Kendati demikian, seiring berjalannya waktu, cabang penalaran sekuler empiris, yang dimulai dengan pengamatan Aristoteles tentang tumbuh-tumbuhan dan hewan di sebuah laguna di pulau Lesbos, jadi lebih dominan secara bertahap. Pada abad ke-20, penalaran sekuler telah memantapkan dirinya sebagai akal-sehat dan Sains mengambil tempat yang membanggakan di hatinya. Perhatikan, misalnya, pidato pembangkit semangat yang mengakhiri mahakarya Charlie Chaplin, The Great Dictator (1940). Karakter Chaplin, seorang tukang pangkas-rambut Yahudi, mendapati dirinya disangka sebagai diktator Hitleresque Adenoid Hynkel (juga diperankan oleh Chaplin) dan diharuskan berpidato. Di dalamnya, ia menyerang 'keserakahan' yang 'telah meracuni jiwa manusia' dan 'melangkahkan kita ke dalam kesengsaraan'. Dalam banyak hal, pidatonya merupakan serangan terhadap penyakit modernitas. 'Kita telah mengembangkan kecepatan, namun kita telah mengurung diri,' katanya. 'Mesin yang memberi kelimpahan telah membuat kita kekurangan. […] Lebih dari mesin, kita membutuhkan kemanusiaan.’ Namun Chaplin mengakhirinya dengan menegaskan kembali keyakinannya pada landasan penalaran sekuler yang di atasnya dibangun modernitas. 'Mari kita berjuang bagi dunia akal,' ia berdalih, 'dunia di mana sains dan kemajuan, akan mengarah pada kebahagiaan semua orang.'
Kalimat ini mengandung ketiga elemen yang membedakan penalaran sekuler modern: kepercayaan pada sains, nalar, dan kemajuan yang pasti akan dihasilkan jika kita mengikuti keduanya. 'Sains dan nalar' begitu sering diucapkan dalam nafas yang sama, sehingga menggoda, agar berpikir bahwa keduanya selalu sejalan atau hanya berarti hal yang sama. Faktanya, dalam sebagian besar sejarah, nalar telah menjadi apapun, namun tak ilmiah.

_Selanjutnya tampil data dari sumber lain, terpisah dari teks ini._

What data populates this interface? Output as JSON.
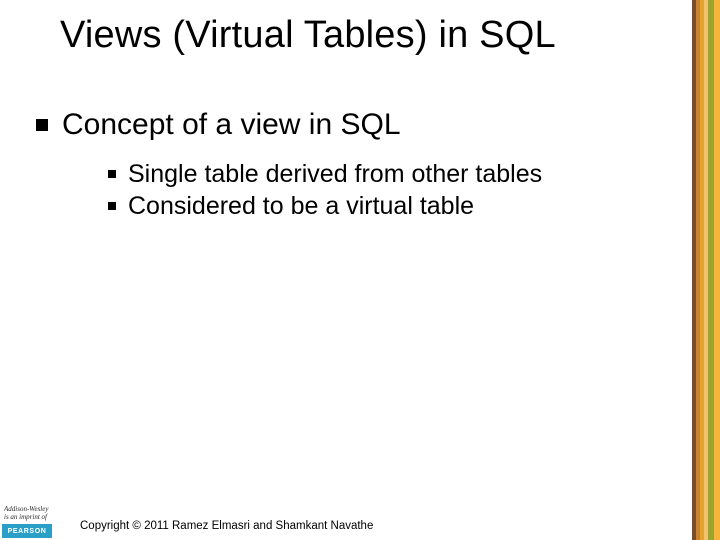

Namun, sangat sedikit orang di Barat saat ini, lanjut Baggini, akan menerima sebagai kebenaran, apapun yang dibangun atas dasar kombinasi wawasan, logika, tradisi, otoritas, atau wahyu. Kita menuntut pula fakta, berdasarkan observasi dan eksperimen, bukti empiris yang bisa diuji.
Tentu saja, kata Baggini, tradisi lain tak menutup mata terhadap manfaat pengamatan. Sekitar waktu yang sama dengan Aristoteles, Gautama di India, berargumen dalam Nyaya Sūtra bahwa ilmu hendaknya didasarkan pada pengamatan dan bahwa kita tak boleh membuang waktu terhadap abstraksi seperti logika matematika. Logikanya menggabungkan metode induktif dan deduktif: logika tanpa bukti adalah kosong. Namun, empirismenya sangat memenuhi syarat dengan penerimaannya terhadap śabda para penulis Veda sebagai pramāṇa yang valid.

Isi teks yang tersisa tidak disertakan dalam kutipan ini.